Why it’s time to let go of Free People
The Fashion Fiasco, Week 5
October 14, 2020
I have been contemplating whether or not I should write this article for a while, as I was scared to open the flood gates. I fully understand the implication of what I’m about to write. It is painful and heart-wrenching.
Free People was the first fashion brand that I considered my “staple style,” and it helped cultivate the beginning of my love for western-grit cowgirl style and linen set paradise. Leaving behind Free People has felt like tearing myself out of my warm bed at 6 a.m. on a brisk December morning.
Why do we, as a community, need to let go of Free People?
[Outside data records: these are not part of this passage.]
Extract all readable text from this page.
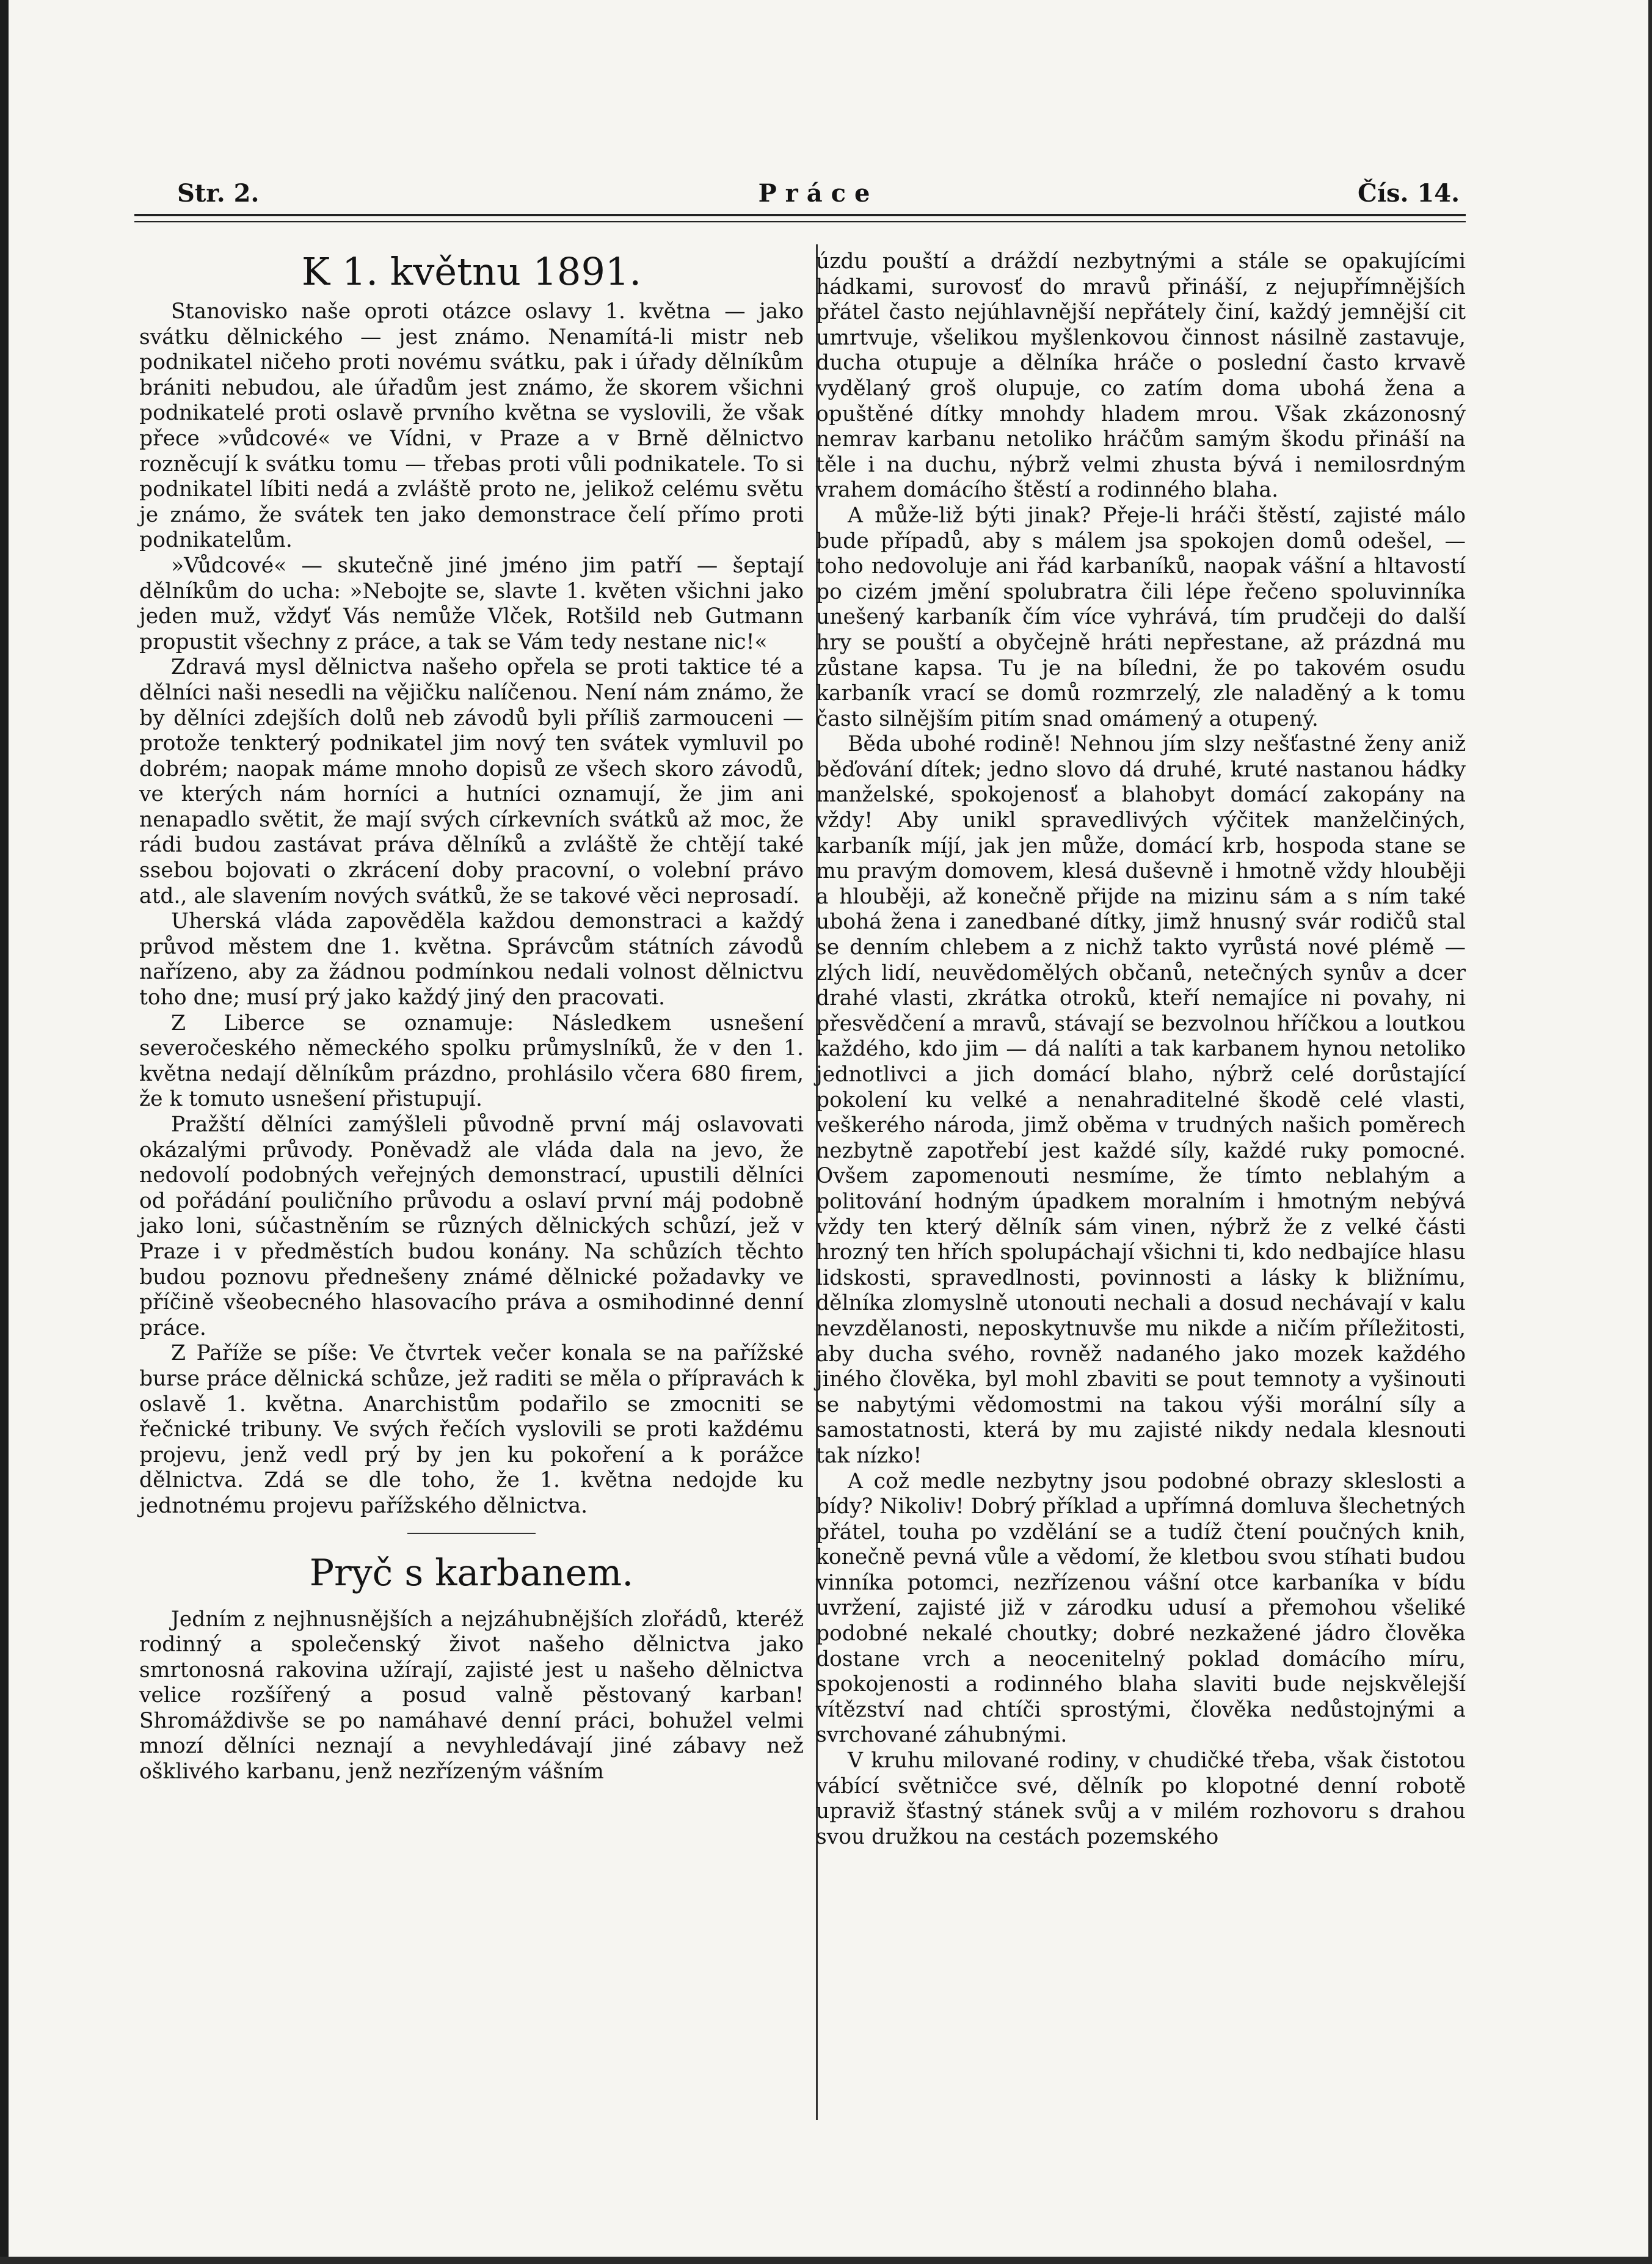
Str. 2.	Práce	Čís. 14.
K 1. květnu 1891.

Stanovisko naše oproti otázce oslavy 1. května — jako svátku dělnického — jest známo. Nenamítá-li mistr neb podnikatel ničeho proti novému svátku, pak i úřady dělníkům brániti nebudou, ale úřadům jest známo, že skorem všichni podnikatelé proti oslavě prvního května se vyslovili, že však přece »vůdcové« ve Vídni, v Praze a v Brně dělnictvo rozněcují k svátku tomu — třebas proti vůli podnikatele. To si podnikatel líbiti nedá a zvláště proto ne, jelikož celému světu je známo, že svátek ten jako demonstrace čelí přímo proti podnikatelům.

»Vůdcové« — skutečně jiné jméno jim patří — šeptají dělníkům do ucha: »Nebojte se, slavte 1. květen všichni jako jeden muž, vždyť Vás nemůže Vlček, Rotšild neb Gutmann propustit všechny z práce, a tak se Vám tedy nestane nic!«

Zdravá mysl dělnictva našeho opřela se proti taktice té a dělníci naši nesedli na vějičku nalíčenou. Není nám známo, že by dělníci zdejších dolů neb závodů byli příliš zarmouceni — protože tenkterý podnikatel jim nový ten svátek vymluvil po dobrém; naopak máme mnoho dopisů ze všech skoro závodů, ve kterých nám horníci a hutníci oznamují, že jim ani nenapadlo světit, že mají svých církevních svátků až moc, že rádi budou zastávat práva dělníků a zvláště že chtějí také ssebou bojovati o zkrácení doby pracovní, o volební právo atd., ale slavením nových svátků, že se takové věci neprosadí.

Uherská vláda zapověděla každou demonstraci a každý průvod městem dne 1. května. Správcům státních závodů nařízeno, aby za žádnou podmínkou nedali volnost dělnictvu toho dne; musí prý jako každý jiný den pracovati.

Z Liberce se oznamuje: Následkem usnešení severočeského německého spolku průmyslníků, že v den 1. května nedají dělníkům prázdno, prohlásilo včera 680 firem, že k tomuto usnešení přistupují.

Pražští dělníci zamýšleli původně první máj oslavovati okázalými průvody. Poněvadž ale vláda dala na jevo, že nedovolí podobných veřejných demonstrací, upustili dělníci od pořádání pouličního průvodu a oslaví první máj podobně jako loni, súčastněním se různých dělnických schůzí, jež v Praze i v předměstích budou konány. Na schůzích těchto budou poznovu přednešeny známé dělnické požadavky ve příčině všeobecného hlasovacího práva a osmihodinné denní práce.

Z Paříže se píše: Ve čtvrtek večer konala se na pařížské burse práce dělnická schůze, jež raditi se měla o přípravách k oslavě 1. května. Anarchistům podařilo se zmocniti se řečnické tribuny. Ve svých řečích vyslovili se proti každému projevu, jenž vedl prý by jen ku pokoření a k porážce dělnictva. Zdá se dle toho, že 1. května nedojde ku jednotnému projevu pařížského dělnictva.

Pryč s karbanem.

Jedním z nejhnusnějších a nejzáhubnějších zlořádů, kteréž rodinný a společenský život našeho dělnictva jako smrtonosná rakovina užírají, zajisté jest u našeho dělnictva velice rozšířený a posud valně pěstovaný karban! Shromáždivše se po namáhavé denní práci, bohužel velmi mnozí dělníci neznají a nevyhledávají jiné zábavy než ošklivého karbanu, jenž nezřízeným vášním

úzdu pouští a dráždí nezbytnými a stále se opakujícími hádkami, surovosť do mravů přináší, z nejupřímnějších přátel často nejúhlavnější nepřátely činí, každý jemnější cit umrtvuje, všelikou myšlenkovou činnost násilně zastavuje, ducha otupuje a dělníka hráče o poslední často krvavě vydělaný groš olupuje, co zatím doma ubohá žena a opuštěné dítky mnohdy hladem mrou. Však zkázonosný nemrav karbanu netoliko hráčům samým škodu přináší na těle i na duchu, nýbrž velmi zhusta bývá i nemilosrdným vrahem domácího štěstí a rodinného blaha.

A může-liž býti jinak? Přeje-li hráči štěstí, zajisté málo bude případů, aby s málem jsa spokojen domů odešel, — toho nedovoluje ani řád karbaníků, naopak vášní a hltavostí po cizém jmění spolubratra čili lépe řečeno spoluvinníka unešený karbaník čím více vyhrává, tím prudčeji do další hry se pouští a obyčejně hráti nepřestane, až prázdná mu zůstane kapsa. Tu je na bíledni, že po takovém osudu karbaník vrací se domů rozmrzelý, zle naladěný a k tomu často silnějším pitím snad omámený a otupený.

Běda ubohé rodině! Nehnou jím slzy nešťastné ženy aniž běďování dítek; jedno slovo dá druhé, kruté nastanou hádky manželské, spokojenosť a blahobyt domácí zakopány na vždy! Aby unikl spravedlivých výčitek manželčiných, karbaník míjí, jak jen může, domácí krb, hospoda stane se mu pravým domovem, klesá duševně i hmotně vždy hlouběji a hlouběji, až konečně přijde na mizinu sám a s ním také ubohá žena i zanedbané dítky, jimž hnusný svár rodičů stal se denním chlebem a z nichž takto vyrůstá nové plémě — zlých lidí, neuvědomělých občanů, netečných synův a dcer drahé vlasti, zkrátka otroků, kteří nemajíce ni povahy, ni přesvědčení a mravů, stávají se bezvolnou hříčkou a loutkou každého, kdo jim — dá nalíti a tak karbanem hynou netoliko jednotlivci a jich domácí blaho, nýbrž celé dorůstající pokolení ku velké a nenahraditelné škodě celé vlasti, veškerého národa, jimž oběma v trudných našich poměrech nezbytně zapotřebí jest každé síly, každé ruky pomocné. Ovšem zapomenouti nesmíme, že tímto neblahým a politování hodným úpadkem moralním i hmotným nebývá vždy ten který dělník sám vinen, nýbrž že z velké části hrozný ten hřích spolupáchají všichni ti, kdo nedbajíce hlasu lidskosti, spravedlnosti, povinnosti a lásky k bližnímu, dělníka zlomyslně utonouti nechali a dosud nechávají v kalu nevzdělanosti, neposkytnuvše mu nikde a ničím příležitosti, aby ducha svého, rovněž nadaného jako mozek každého jiného člověka, byl mohl zbaviti se pout temnoty a vyšinouti se nabytými vědomostmi na takou výši morální síly a samostatnosti, která by mu zajisté nikdy nedala klesnouti tak nízko!

A což medle nezbytny jsou podobné obrazy skleslosti a bídy? Nikoliv! Dobrý příklad a upřímná domluva šlechetných přátel, touha po vzdělání se a tudíž čtení poučných knih, konečně pevná vůle a vědomí, že kletbou svou stíhati budou vinníka potomci, nezřízenou vášní otce karbaníka v bídu uvržení, zajisté již v zárodku udusí a přemohou všeliké podobné nekalé choutky; dobré nezkažené jádro člověka dostane vrch a neocenitelný poklad domácího míru, spokojenosti a rodinného blaha slaviti bude nejskvělejší vítězství nad chtíči sprostými, člověka nedůstojnými a svrchované záhubnými.

V kruhu milované rodiny, v chudičké třeba, však čistotou vábící světničce své, dělník po klopotné denní robotě upraviž šťastný stánek svůj a v milém rozhovoru s drahou svou družkou na cestách pozemského
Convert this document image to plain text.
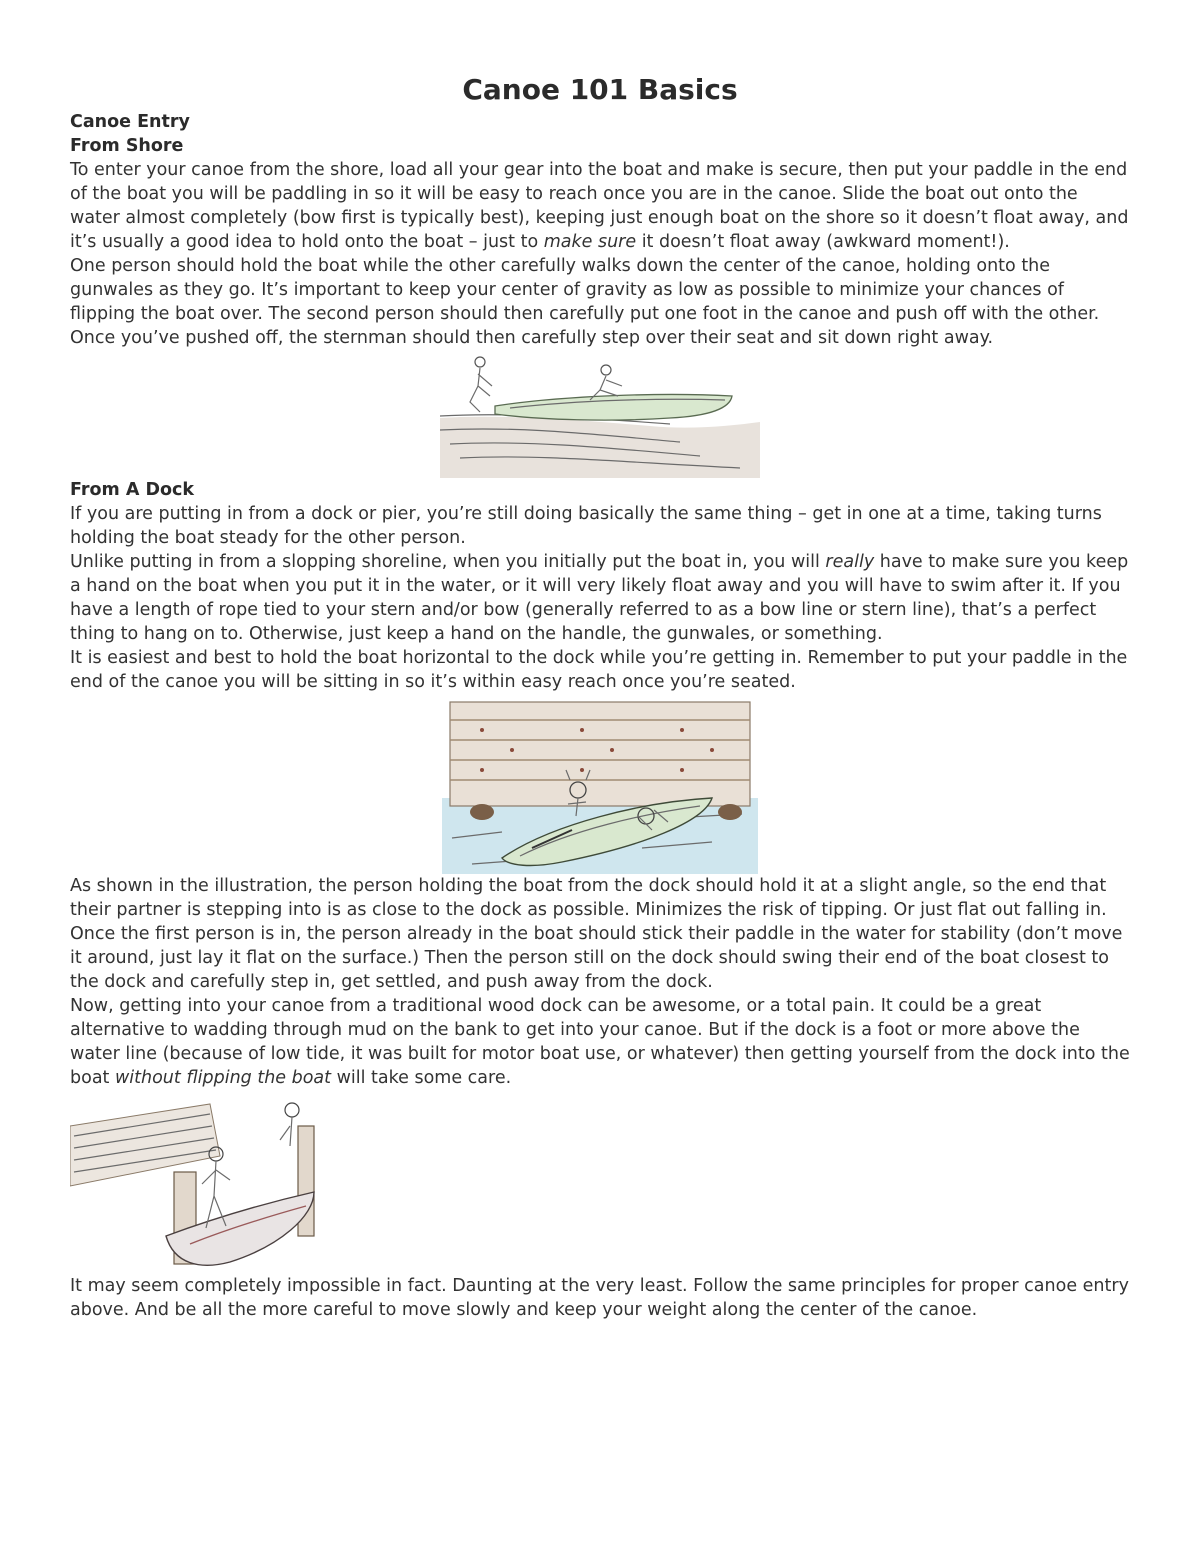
Canoe 101 Basics
Canoe Entry
From Shore

To enter your canoe from the shore, load all your gear into the boat and make is secure, then put your paddle in the end of the boat you will be paddling in so it will be easy to reach once you are in the canoe. Slide the boat out onto the water almost completely (bow first is typically best), keeping just enough boat on the shore so it doesn’t float away, and it’s usually a good idea to hold onto the boat – just to make sure it doesn’t float away (awkward moment!).

One person should hold the boat while the other carefully walks down the center of the canoe, holding onto the gunwales as they go. It’s important to keep your center of gravity as low as possible to minimize your chances of flipping the boat over. The second person should then carefully put one foot in the canoe and push off with the other. Once you’ve pushed off, the sternman should then carefully step over their seat and sit down right away.

From A Dock

If you are putting in from a dock or pier, you’re still doing basically the same thing – get in one at a time, taking turns holding the boat steady for the other person.

Unlike putting in from a slopping shoreline, when you initially put the boat in, you will really have to make sure you keep a hand on the boat when you put it in the water, or it will very likely float away and you will have to swim after it. If you have a length of rope tied to your stern and/or bow (generally referred to as a bow line or stern line), that’s a perfect thing to hang on to. Otherwise, just keep a hand on the handle, the gunwales, or something.

It is easiest and best to hold the boat horizontal to the dock while you’re getting in. Remember to put your paddle in the end of the canoe you will be sitting in so it’s within easy reach once you’re seated.

As shown in the illustration, the person holding the boat from the dock should hold it at a slight angle, so the end that their partner is stepping into is as close to the dock as possible. Minimizes the risk of tipping. Or just flat out falling in.

Once the first person is in, the person already in the boat should stick their paddle in the water for stability (don’t move it around, just lay it flat on the surface.) Then the person still on the dock should swing their end of the boat closest to the dock and carefully step in, get settled, and push away from the dock.

Now, getting into your canoe from a traditional wood dock can be awesome, or a total pain. It could be a great alternative to wadding through mud on the bank to get into your canoe. But if the dock is a foot or more above the water line (because of low tide, it was built for motor boat use, or whatever) then getting yourself from the dock into the boat without flipping the boat will take some care.

It may seem completely impossible in fact. Daunting at the very least. Follow the same principles for proper canoe entry above. And be all the more careful to move slowly and keep your weight along the center of the canoe.
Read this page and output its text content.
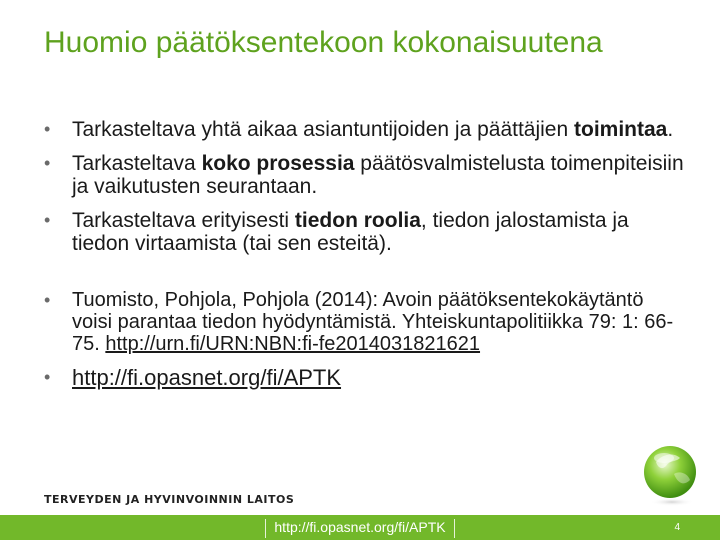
Huomio päätöksentekoon kokonaisuutena
• Tarkasteltava yhtä aikaa asiantuntijoiden ja päättäjien toimintaa.
• Tarkasteltava koko prosessia päätösvalmistelusta toimenpiteisiin ja vaikutusten seurantaan.
• Tarkasteltava erityisesti tiedon roolia, tiedon jalostamista ja tiedon virtaamista (tai sen esteitä).
• Tuomisto, Pohjola, Pohjola (2014): Avoin päätöksentekokäytäntö voisi parantaa tiedon hyödyntämistä. Yhteiskuntapolitiikka 79: 1: 66-75. http://urn.fi/URN:NBN:fi-fe2014031821621
• http://fi.opasnet.org/fi/APTK
TERVEYDEN JA HYVINVOINNIN LAITOS
http://fi.opasnet.org/fi/APTK	4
There are actually a bunch of reasons, but I shall start with the most important one: the human race. Seem dramatic? It should be. Should I begin with the people suffering to make Free People or the detrimental environmental impacts?
Beginning with the issue of human suffering, it is important to ask just who manufactures your beloved Free People clothing? The public largely does not know, which is a huge red flag.
“But Kat,” you might say, “Free People signed the Responsible Sourcing Network, which aims to end human rights abuse and forced labor in raw material industries.”
Unfortunately, dear reader, this really means that Free People wants to promote better labor rights but does not want to make their own Code of Conduct public, which is not the norm in the fashion industry. According to “Good on You,” a research website that grades companies on their sustainability and ethics, Free People does not adequately trace suppliers or publically share a list of their suppliers.
“Good on You” states that Free People’s lack of transparency is problematic because the welfare of the workers cannot be guaranteed if a brand cannot trace its entire supply chain. According to Oxford Academia, since 2015, about 1,800 garment workers have died in correlation to working in the fast fashion industry. For reasons like this, there is no justification to buying from brands that cannot ensure the safety of their workers.
Where you choose to spend your money impacts more than just one isolated action but rather affects an interwoven web of industry and human rights.”
The terms “sustainable” and “ethically made” have become a marketing strategy during the past couple of years, as consumers have become increasingly more informed about the who/what/where of their purchases. Although most of the big fast fashion companies have made statements about the processes behind their manufacturing, most of these moral declarations are empty.
To truly have a positive impact on the environment, most of these companies would have to go back to traditional fashion seasons — a new clothing line for fall, winter, spring and summer. This system would reduce mass production, which would, in turn, eliminate product waste, minimize water usage, and limit the discarding of harmful chemicals into the environment.
Free People, combined with sister companies Urban Outfitters and Anthropologie, has around 52 micro-seasons per year, translating into one new line per company every three weeks. This cannot, and will never, be sustainable for production and resource reasons.
The World Bank, an international financial institution, has listed numerous startling facts about how the fast fashion industry is polluting the environment. Based on research, 87% of unused fabric is thrown into landfills, amounting to 13.1 million tons of fabric discarded globally every year. We have to step away from brands that do not commit to the responsible sourcing, manufacturing and discarding of their production materials.
Where you choose to spend your money impacts more than just one isolated action but rather affects an interwoven web of industry and human rights. Try conscious thrifting, online second-hand shopping, like Depop or Poshmark, or brands like Christy Dawn, Boyfriend Jeans, Rhythm, HUMAIN or Zulu And Zephyr, all of whom commit to sustainable and ethical fashion manufacturing.
Dear reader, it is clear we need to let go of Free People and like-minded fast fashion companies that profit at the expense of their employees and the fragility of our environment.